We were actually copying "Walk On The Wild Side" by Lou Reed when we started writing it, that two-chord progression. It started with that and immediately drifted away.

We're not scared of starting with another song as inspiration because we know that as we write and we reconfigure things, within a day or two you can't tell where it came from. It's a different thing than in today's world where they either sample songs or interpolate them. The common method of writing nowadays is the beat people put together basically four bars, and then topline people write over that, so it's easy to tell where something came from. But back in the day we wrote chords. We sat there and played the piano and guitar, and then we could change it anytime. We've worked with some writers who are more modern where they're just doing beats, and then they want to collaborate with us and I'll take the track they did, put a bridge in it, and send it back to them. They're like, "How did you do that?" Well, I actually play an instrument, which means I don't have to be constricted to just those chords that you sampled. They find that to be mystifying. So we're old school for sure.

Songfacts: When you're writing for somebody like Christina Aguilera, who has this monster voice, what do you have to do to make the song fit?

Sturken: In a very basic way, you've got to know that your artist has to sound good in that song. You would not give a song that's ideal for Christina Aguilera to Sade. But if you write too specifically for an artist, you tend to limit your creativity. We've had some bad experiences in trying to write for artists very specifically, which would happen because they would call us in for a meeting and go, "We want you to write for so-and-so, now go do it." And then we would write just terrible songs.

I remember once they asked us to do that for El DeBarge, and we just wrote the worst bunch of songs we could ever write, because he's not much of a singer. We kept toning down what we were doing and it was just terrible. So instead we learned the lesson, which was: Just write hits, and they'll find a home.
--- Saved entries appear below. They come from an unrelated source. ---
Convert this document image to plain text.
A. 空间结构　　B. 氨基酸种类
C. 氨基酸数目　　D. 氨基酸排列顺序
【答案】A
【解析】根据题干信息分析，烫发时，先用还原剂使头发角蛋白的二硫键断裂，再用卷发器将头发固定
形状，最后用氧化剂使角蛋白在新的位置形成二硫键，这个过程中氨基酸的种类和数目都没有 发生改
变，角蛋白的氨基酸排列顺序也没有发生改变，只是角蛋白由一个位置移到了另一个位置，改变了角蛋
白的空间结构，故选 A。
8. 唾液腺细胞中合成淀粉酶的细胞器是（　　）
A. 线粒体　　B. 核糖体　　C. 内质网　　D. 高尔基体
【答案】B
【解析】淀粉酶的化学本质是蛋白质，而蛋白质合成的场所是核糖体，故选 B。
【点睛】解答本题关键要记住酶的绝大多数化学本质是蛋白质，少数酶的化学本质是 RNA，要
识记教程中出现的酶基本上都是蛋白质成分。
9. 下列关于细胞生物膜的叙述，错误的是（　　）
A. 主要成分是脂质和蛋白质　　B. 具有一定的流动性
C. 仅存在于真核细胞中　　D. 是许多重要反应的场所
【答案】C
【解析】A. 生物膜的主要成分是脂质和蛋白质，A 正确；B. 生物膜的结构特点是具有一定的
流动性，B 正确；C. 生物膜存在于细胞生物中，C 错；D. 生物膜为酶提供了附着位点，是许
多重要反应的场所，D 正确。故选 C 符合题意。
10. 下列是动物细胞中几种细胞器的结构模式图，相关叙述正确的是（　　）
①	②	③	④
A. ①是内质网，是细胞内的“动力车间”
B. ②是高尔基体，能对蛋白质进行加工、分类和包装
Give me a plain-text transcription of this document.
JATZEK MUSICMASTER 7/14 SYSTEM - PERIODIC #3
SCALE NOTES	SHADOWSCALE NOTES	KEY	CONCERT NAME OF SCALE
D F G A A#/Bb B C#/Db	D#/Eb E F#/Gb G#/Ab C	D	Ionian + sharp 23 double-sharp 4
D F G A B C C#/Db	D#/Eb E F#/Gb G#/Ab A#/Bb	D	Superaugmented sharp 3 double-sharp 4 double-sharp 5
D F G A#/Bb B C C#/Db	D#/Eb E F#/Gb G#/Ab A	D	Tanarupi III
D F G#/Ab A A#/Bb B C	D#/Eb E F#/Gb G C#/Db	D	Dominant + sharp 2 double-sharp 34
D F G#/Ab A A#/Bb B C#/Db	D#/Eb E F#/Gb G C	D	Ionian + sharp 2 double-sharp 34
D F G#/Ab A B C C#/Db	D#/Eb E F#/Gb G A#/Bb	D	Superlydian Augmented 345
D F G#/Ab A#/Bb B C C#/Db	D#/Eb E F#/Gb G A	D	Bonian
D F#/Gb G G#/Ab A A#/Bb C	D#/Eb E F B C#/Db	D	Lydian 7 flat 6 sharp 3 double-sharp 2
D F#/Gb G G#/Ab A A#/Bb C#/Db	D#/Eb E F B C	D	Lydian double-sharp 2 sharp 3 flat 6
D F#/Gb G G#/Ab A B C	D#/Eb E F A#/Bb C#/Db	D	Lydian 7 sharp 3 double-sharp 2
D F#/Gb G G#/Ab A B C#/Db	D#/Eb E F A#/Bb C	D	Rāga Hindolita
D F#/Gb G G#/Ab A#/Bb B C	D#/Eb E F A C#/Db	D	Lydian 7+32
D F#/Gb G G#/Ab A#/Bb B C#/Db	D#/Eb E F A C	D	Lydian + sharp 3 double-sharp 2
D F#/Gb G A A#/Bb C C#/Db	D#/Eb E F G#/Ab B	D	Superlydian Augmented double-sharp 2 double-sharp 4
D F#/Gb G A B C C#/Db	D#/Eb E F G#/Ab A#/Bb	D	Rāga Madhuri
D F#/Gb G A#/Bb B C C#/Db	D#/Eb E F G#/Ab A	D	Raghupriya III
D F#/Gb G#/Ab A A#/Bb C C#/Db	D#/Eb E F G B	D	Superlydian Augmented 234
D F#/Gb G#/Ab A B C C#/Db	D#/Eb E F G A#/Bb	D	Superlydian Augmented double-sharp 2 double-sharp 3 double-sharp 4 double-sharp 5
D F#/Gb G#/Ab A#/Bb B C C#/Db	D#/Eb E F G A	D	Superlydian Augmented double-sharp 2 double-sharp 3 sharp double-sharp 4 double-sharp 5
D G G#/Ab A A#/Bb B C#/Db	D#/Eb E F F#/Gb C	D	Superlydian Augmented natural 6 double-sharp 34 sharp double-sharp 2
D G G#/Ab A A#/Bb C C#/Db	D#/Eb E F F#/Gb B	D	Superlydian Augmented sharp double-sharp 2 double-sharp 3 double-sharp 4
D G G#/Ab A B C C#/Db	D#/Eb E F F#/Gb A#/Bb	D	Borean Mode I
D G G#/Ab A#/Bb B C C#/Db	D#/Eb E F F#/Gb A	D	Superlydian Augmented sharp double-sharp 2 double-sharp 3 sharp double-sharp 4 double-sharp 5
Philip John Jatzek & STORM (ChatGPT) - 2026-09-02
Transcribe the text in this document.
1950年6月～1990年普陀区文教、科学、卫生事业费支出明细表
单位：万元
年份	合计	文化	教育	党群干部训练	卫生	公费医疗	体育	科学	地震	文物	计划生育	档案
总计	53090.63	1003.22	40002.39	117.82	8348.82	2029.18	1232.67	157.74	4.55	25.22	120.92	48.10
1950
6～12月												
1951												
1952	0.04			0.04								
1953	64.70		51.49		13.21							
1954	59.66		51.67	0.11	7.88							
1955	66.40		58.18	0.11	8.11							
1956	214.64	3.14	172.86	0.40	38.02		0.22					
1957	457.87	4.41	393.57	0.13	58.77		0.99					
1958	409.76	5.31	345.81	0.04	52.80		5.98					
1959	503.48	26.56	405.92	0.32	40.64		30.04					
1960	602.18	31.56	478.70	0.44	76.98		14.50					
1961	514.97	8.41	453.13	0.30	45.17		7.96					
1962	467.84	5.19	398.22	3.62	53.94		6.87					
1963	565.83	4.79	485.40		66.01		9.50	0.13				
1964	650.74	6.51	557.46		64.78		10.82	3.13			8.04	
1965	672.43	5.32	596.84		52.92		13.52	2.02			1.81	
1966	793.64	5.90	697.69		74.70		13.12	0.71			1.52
Carl with Christina Aguilera, celebrating her 18th birthday in the studio while recording "Love For All Seasons." There is a cake hidden on that table!

Songfacts: You have one song that is a little unusual in your catalog, and that is "(God Must Have Spent) A Little More Time On You," which could be a contemporary Christian song. Can you talk about that?

Sturken: We never thought of it as a contemporary Christian song when we wrote it. It does have "God" in the title, but beyond that, it doesn't talk very much about those kinds of issues.

But that's a really funny story about writing and how you don't know where the songs are coming from. We were writing that song for Ricky Martin, because we were writing again on assignment and the songs never go to the people that you're writing them for. But they asked us to write for him, so we were sitting there and the television was on in the background and there was an artist performing on a special of some kind. We turned up the TV to listen for a minute and as the guy on TV sang the song, I turned to Evan and said, "That's a pretty cool lyric he sang, 'God must have spent a little more time on you.' It kept going and we realized that's not it at all. He was singing, "Got to spend a little more time on you." Oh, wait a minute. We said, "Let's write a song called 'God Must Have Spent A Little More Time On You.'" And it was so funny because I thought that's what he'd said, but it wasn't.

With very long titles, the record companies insist that you take part of the title and put it in parentheses, so sometimes it's the beginning of the title and sometimes it's the end. This one, they decided to put as parentheses "God must have spent," not "a little more time on you." Bad, bad, bad move.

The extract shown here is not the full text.